Prime Minister Narendra Modi harps tirelessly on matters of religion and faith in order to polarise voters but has maintained a stony silence on Manipur where hundreds have been killed and thousands displaced. Biren Singh has proved that he is Chief Minister only for the Meitei, not the Kuki.

It is the responsibility of the double-engine sarkar to treat the Meitei and Kuki groups equally, but both governments have shirked their collective responsibility and set a terrible precedent. This does not augur well for either the Chief Minister of Manipur or the Prime Minister of the world’s largest democracy.

M.Y. Shariff


The Cover Story poignantly captured the situation in strife-torn Manipur a year on. Although an atmosphere of eerie peace prevails at present, sporadic incidents that are reported from the State threaten to reignite the flames of violence and bloodshed.

It is appalling and a matter of utmost concern that the Central government continues to look the other way. The fact that the bloodshed continued despite Union Home Minister Amit Shah’s visit to Manipur and his talks with all the stakeholders is a clear indicator of the breakdown of the constitutional machinery in the State, making it a fit case for imposition of President’s Rule.

The continued unrest in the north-eastern State is a typical example of how a situation can get out of hand if sensitive social issues are not handled with maturity and in a time-bound manner by the powers that be.

B. Suresh Kumar

Coimbatore, Tamil Nadu

Democracy at stake

The article “Rise of the autocrats” (Cover Story, May 31) highlighted how democracy has been severely undermined by a largely dormant Election Commission.

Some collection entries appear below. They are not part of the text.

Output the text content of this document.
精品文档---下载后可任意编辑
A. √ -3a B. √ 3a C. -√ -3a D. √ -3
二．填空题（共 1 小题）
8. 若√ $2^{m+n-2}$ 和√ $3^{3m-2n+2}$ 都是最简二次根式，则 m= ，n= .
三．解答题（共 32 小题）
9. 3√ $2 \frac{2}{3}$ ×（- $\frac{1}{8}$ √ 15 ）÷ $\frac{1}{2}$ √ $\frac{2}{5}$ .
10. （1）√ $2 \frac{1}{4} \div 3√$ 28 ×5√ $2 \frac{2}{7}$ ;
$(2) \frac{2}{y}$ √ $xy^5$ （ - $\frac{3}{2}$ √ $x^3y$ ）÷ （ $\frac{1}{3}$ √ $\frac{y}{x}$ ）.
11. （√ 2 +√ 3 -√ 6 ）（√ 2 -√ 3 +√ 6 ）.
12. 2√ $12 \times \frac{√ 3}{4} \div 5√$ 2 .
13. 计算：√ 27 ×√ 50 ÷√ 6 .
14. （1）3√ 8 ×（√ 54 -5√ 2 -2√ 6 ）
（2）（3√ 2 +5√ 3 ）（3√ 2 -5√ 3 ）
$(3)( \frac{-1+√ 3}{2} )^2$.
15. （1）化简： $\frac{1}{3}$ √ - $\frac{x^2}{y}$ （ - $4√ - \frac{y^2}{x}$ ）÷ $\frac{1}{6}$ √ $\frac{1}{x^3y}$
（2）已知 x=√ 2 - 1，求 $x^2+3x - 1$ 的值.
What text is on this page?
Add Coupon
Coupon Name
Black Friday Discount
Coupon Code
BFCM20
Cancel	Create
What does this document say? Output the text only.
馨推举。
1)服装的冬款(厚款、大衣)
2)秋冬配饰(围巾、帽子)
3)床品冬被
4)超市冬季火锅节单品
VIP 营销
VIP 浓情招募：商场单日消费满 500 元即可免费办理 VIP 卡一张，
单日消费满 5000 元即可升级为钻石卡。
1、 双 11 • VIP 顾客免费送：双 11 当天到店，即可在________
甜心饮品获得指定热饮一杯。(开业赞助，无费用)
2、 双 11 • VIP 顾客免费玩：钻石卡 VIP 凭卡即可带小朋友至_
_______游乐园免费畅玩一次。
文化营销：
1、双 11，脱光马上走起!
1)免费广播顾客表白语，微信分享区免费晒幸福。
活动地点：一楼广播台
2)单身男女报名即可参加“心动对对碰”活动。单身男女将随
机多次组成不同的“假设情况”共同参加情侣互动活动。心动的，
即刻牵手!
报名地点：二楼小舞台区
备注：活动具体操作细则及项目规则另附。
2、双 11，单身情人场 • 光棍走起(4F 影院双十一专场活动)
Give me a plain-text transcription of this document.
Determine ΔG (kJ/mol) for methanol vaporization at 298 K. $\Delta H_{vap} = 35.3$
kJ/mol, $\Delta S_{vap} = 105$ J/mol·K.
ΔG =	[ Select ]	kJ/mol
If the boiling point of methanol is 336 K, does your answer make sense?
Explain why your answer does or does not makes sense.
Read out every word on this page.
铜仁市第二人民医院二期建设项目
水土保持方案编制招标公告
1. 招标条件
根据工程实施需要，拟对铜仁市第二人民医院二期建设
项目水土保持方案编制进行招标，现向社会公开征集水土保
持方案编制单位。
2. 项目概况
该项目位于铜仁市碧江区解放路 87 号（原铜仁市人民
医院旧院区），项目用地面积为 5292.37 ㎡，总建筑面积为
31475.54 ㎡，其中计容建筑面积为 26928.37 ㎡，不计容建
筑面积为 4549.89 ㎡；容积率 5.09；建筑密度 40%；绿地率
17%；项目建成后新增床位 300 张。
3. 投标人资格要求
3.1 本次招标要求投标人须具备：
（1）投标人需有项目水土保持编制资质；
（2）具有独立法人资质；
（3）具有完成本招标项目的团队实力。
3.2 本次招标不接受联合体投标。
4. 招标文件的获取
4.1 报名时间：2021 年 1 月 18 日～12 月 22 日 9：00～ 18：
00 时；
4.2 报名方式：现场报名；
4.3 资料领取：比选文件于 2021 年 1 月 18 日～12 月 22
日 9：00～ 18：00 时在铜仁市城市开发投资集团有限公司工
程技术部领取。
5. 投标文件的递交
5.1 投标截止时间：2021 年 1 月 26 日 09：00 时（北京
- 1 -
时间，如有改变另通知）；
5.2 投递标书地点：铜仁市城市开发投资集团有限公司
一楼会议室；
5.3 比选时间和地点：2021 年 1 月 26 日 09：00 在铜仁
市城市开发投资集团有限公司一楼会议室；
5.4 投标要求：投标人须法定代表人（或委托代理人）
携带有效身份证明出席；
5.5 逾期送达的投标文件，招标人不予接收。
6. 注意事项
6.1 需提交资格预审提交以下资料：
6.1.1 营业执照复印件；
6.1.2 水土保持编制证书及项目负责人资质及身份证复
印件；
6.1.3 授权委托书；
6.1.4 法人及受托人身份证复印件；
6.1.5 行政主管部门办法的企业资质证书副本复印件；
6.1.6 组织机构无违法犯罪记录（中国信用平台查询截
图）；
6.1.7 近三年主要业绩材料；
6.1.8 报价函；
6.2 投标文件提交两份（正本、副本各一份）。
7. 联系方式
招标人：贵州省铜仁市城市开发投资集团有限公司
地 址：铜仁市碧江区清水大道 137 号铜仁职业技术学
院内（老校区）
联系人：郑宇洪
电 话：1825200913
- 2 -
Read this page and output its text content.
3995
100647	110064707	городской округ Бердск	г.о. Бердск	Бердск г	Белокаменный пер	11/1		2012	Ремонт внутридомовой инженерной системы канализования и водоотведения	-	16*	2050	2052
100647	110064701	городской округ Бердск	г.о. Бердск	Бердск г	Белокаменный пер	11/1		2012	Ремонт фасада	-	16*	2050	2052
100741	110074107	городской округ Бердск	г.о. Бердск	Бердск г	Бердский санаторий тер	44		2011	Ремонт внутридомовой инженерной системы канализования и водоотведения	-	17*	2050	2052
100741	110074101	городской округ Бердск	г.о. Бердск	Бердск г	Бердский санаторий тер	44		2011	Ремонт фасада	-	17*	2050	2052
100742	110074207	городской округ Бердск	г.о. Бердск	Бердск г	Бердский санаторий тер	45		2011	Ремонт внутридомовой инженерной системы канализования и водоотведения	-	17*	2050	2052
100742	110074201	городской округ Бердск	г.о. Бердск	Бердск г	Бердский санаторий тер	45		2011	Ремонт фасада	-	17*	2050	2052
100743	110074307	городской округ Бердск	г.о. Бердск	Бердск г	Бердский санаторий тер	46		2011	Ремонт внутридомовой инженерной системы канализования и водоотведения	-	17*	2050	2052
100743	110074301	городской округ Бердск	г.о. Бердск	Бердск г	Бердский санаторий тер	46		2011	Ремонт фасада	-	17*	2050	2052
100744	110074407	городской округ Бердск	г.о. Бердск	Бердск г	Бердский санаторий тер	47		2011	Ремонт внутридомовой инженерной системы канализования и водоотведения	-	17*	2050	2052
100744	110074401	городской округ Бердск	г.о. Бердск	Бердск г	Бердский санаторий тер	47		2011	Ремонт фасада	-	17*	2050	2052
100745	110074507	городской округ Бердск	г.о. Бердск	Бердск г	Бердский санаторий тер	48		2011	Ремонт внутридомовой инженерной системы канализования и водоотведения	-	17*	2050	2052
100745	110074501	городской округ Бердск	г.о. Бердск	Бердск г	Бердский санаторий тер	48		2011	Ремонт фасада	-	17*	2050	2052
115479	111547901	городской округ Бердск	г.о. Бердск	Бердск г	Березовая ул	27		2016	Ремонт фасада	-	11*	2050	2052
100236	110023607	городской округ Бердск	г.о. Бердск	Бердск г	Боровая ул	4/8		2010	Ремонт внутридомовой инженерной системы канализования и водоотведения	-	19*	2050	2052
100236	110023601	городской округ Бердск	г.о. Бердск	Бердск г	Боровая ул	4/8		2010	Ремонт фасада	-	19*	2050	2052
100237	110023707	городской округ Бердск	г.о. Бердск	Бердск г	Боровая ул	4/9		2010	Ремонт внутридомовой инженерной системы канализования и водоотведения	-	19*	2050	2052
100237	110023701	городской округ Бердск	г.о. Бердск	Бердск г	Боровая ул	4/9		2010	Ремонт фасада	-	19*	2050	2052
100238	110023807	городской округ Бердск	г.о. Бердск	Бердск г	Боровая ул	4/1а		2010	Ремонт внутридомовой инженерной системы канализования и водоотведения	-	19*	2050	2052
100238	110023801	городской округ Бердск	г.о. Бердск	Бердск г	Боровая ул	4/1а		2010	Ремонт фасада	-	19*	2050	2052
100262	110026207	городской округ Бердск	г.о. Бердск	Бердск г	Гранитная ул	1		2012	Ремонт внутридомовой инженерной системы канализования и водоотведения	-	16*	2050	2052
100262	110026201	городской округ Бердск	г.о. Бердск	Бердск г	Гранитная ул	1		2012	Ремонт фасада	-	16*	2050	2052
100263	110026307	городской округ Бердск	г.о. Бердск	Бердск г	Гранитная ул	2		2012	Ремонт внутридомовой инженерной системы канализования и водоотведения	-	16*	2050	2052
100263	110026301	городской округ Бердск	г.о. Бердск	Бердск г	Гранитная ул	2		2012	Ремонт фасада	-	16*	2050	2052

As foreseen by B.R. Ambedkar, the idea of bhakti, deeply rooted in Indian culture, has been weaponised in election campaigns, with the Prime Minister going so far as to project himself as a divine figure. The rituals of consecration that he performed at the inauguration of the Ram Mandir were a tactic to foster hero worship and pave the way for autocratisation.

The Election Commission’s deafening silence on the many violations of the Model Code of Conduct threaten the very idea of free and fair elections. The only hope is that citizens will be more alert and aware and vote out those who practise divisive politics.

Swalahuddeen P.I.

Bellare, Karnataka

OBC politics

It is evident that the BJP raked up the issue of OBC politics only with the motive of pinning down the Congress, which promised Muslims reservation during the election campaign (“Failing the OBC test”, May 31). Narendra Modi’s no-holds-barred attack on the Congress manifesto in an election rally at Banswara and his claim that the Congress would take away people’s wealth, only to redistribute it among Muslims, set off a stormy debate. Even as the Congress accused the BJP of polarising the election, the fact remains that the Congress itself has been openly indulging in appeasement politics for the sake of Muslim votes.

It seems that the BJP is in panic mode after its narrative of “Ab ki baar 400 paar” backfired. Perhaps, Modi is not fully confident of rocking the Congress cradle with his new-found love for the OBC community. History shows us that misplaced priorities and erroneous assertions by the BJP may not be enough to take it along the path of victory by any stretch of imagination.